Dispositive Motions: Timing is Everything, Even in Death

PDF
November 9, 2018
Anna Morrissey
SmithAmundsen Health Care Alert

Authors

Practice Areas

Subscribe

Recently, the 1st District Appellate Court affirmed that the “wrongful act, neglect or default causing death” is the cause of action, not the death itself.  Therefore, unless the decedent has a cause of action at the time of death, his/her death alone does not create a wrongful-death right of action.  

In Osten v. Northwestern Memorial Hospital et al., plaintiff alleged professional negligence including a wrongful death action against defendant-facilities and their apparent agents for a failure to properly work up decedent’s screening mammogram. Plaintiff claimed that on April 21, 2011, his wife, Gail, underwent a screening mammogram. According to the complaint, the mammogram revealed bilateral benign calcification and no other masses or malignancy. No further tests were ordered. In December 2011, Gail was diagnosed with breast cancer. The complaint did not allege who made the breast cancer diagnosis or whether defendants had any contact with Gail after the December 2011 diagnosis. On March 19, 2015, Gail died. On January 20, 2017, Osten filed suit.
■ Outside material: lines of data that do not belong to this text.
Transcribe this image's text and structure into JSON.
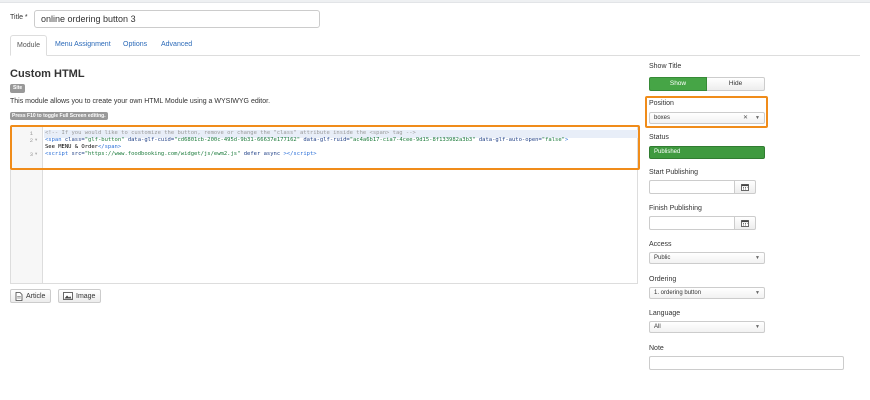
{
  "form": {
    "title_label": "Title *",
    "title_value": "online ordering button 3"
  },
  "tabs": [
    {
      "label": "Module"
    },
    {
      "label": "Menu Assignment"
    },
    {
      "label": "Options"
    },
    {
      "label": "Advanced"
    }
  ],
  "module": {
    "heading": "Custom HTML",
    "badge": "Site",
    "description": "This module allows you to create your own HTML Module using a WYSIWYG editor.",
    "fullscreen_hint": "Press F10 to toggle Full Screen editing."
  },
  "editor": {
    "line_numbers": [
      "1",
      "2",
      "3"
    ],
    "buttons": {
      "article": "Article",
      "image": "Image"
    }
  },
  "sidebar": {
    "show_title": {
      "label": "Show Title",
      "show": "Show",
      "hide": "Hide"
    },
    "position": {
      "label": "Position",
      "value": "boxes"
    },
    "status": {
      "label": "Status",
      "value": "Published"
    },
    "start_publishing": {
      "label": "Start Publishing"
    },
    "finish_publishing": {
      "label": "Finish Publishing"
    },
    "access": {
      "label": "Access",
      "value": "Public"
    },
    "ordering": {
      "label": "Ordering",
      "value": "1. ordering button"
    },
    "language": {
      "label": "Language",
      "value": "All"
    },
    "note": {
      "label": "Note"
    }
  },
  "colors": {
    "accent_link": "#2a69b8",
    "success_green": "#46a546",
    "highlight_orange": "#f08c1a"
  }
}
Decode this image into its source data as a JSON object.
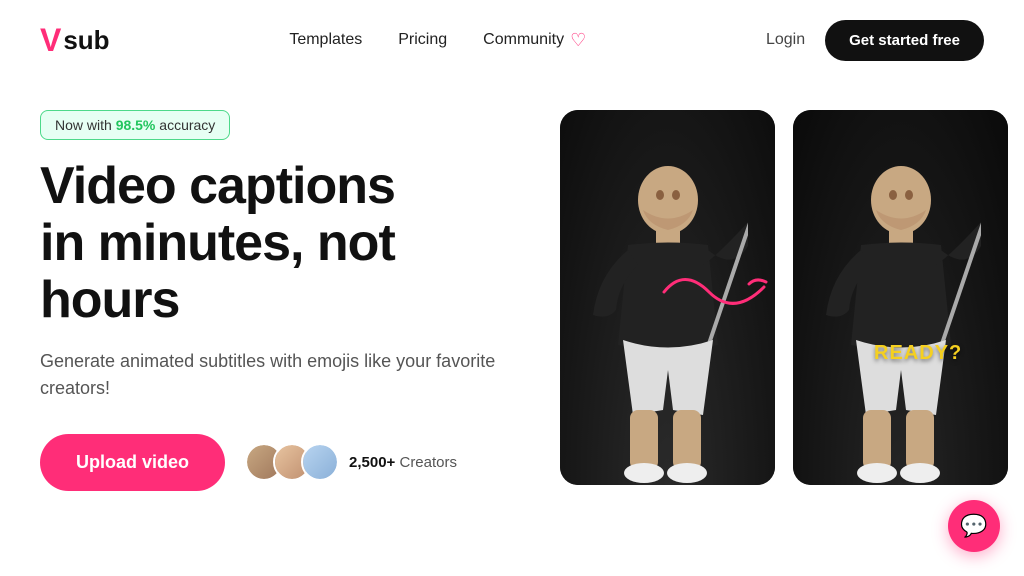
{
  "header": {
    "logo_v": "V",
    "logo_sub": "sub",
    "nav": {
      "templates": "Templates",
      "pricing": "Pricing",
      "community": "Community",
      "community_icon": "♡"
    },
    "login_label": "Login",
    "get_started_label": "Get started free"
  },
  "hero": {
    "badge_prefix": "Now with ",
    "badge_highlight": "98.5%",
    "badge_suffix": " accuracy",
    "title_line1": "Video captions",
    "title_line2": "in minutes, not",
    "title_line3": "hours",
    "subtitle": "Generate animated subtitles with emojis like your favorite creators!",
    "upload_btn": "Upload video",
    "creators_count": "2,500+",
    "creators_label": " Creators"
  },
  "video_cards": {
    "left_alt": "Video without caption",
    "right_caption": "READY?",
    "right_alt": "Video with caption overlay"
  },
  "chat": {
    "icon": "💬"
  }
}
The defendants moved to dismiss and argued that under Section 13-212 of the Illinois Code of Civil Procedure, the medical negligence claims were time-barred by both the two-year statute of limitations and four-year statute of repose. Defendants argued that the limitations period began tolling on the date of the screening on April 21, 2011 and therefore, lapsed on April 21, 2013 (prior to Gail’s death) or at the latest, December 2013 (two years after the breast cancer diagnosis). Likewise, defendants argued that the four-year statute of repose lapsed on April 21, 2015. Olsten disagreed and contended that neither the limitations nor repose period began to run until Gail died on March 19, 2015 and therefore, his January 20, 2017 complaint was timely filed.

The court underscored that in a wrongful death action:  the “wrongful act, neglect or default causing death” is the cause of action, not the death itself. Therefore, unless the decedent has a cause of action at the time of death, their death alone does not create a wrongful-death right of action. Section 13-212(a) states that “in no event shall such action be brought more than [four] years after the date on which occurred the act or omission or occurrence alleged in such action to have been the cause of such injury or death.” Because the plaintiff filed suit almost six years after the allegedly negligent act and failed to put forth any facts to establish that Gail continued treatment with any defendants after April 21, 2011, dismissal was proper.

Unless the plaintiff puts forth some fact to suggest that treatment was continuous through the date of death, death alone will not create a wrongful-death right of action. Accordingly, it is advised to fully evaluate the complaint and associated physician’s report to determine whether, based on the facts alleged, a motion to dismiss may be appropriate.